Bentuk lain yang juga menarik untuk
dibandingkan adalah pantun. Di Jawa, pantun disebut parikan. Kalau di kebudayaan Melayu, pantun bisa dipergunakan
sebagai bentuk sastra yang “resmi” dalam berbagai kegiatan sosial. Di Jawa, parikan umumnya dikenal sebagai bentuk
untuk menyampaikan hal-hal yang lebih cenderung ke hiburan dan bukan dakwah.

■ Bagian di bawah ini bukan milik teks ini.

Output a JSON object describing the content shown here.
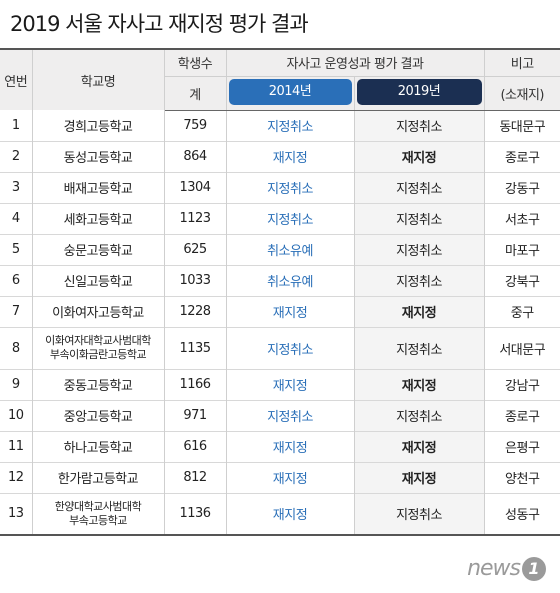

Dalam tradisi pantun Melayu, kita mengenal pantun agama, pantun adat, pantun
orang tua yang khusus dipergunakan sebagai saran untuk mendidik masyarakat. Parikan di Jawa antara lain dipergunakan
dalam teater tradisional, seperti ludruk, umumnya mengandung ungkapan ringan
yang berfungsi sebagai hiburan.
Penelitian mengenai genre bisa bertumpang
tindih dengan penelitian mengenai pengaruh yang dalam artinya yang luas
mencakup juga perubahan bentuk, saduran, dan terjemahan. Ikram menunjukkan
bahwa cerita Amir Hamzah dalam bahasa aslinya, yakni bahasa Arab telah
mengalami perubahan bentuk yang sangat jauh dalam sastra-satra Bugis, Sasak,
Melayu, dan Jawa.
Studi mengenai tema dan mitos bisa erat sekali
katannya. Contoh penting yang harus disebut adalah kisah yang berdasarkan
konsep Kompleks Oedipus. Kisah yang mengungkapkan hubungan asmara antara ibu
dan anak itu mencul dalam banyak kebudayaan, di Indonesia kita bisa menemuinya
dalam kisah Sangkuriang di Sunda dan kisah Prabu Watugunung di Jawa.
Kesusastraan kita telah mengolahnya menjadi suatu hasil budaya yang sama sekali
berbeda dengan yang didapati di dalam kesusastraan Yunani.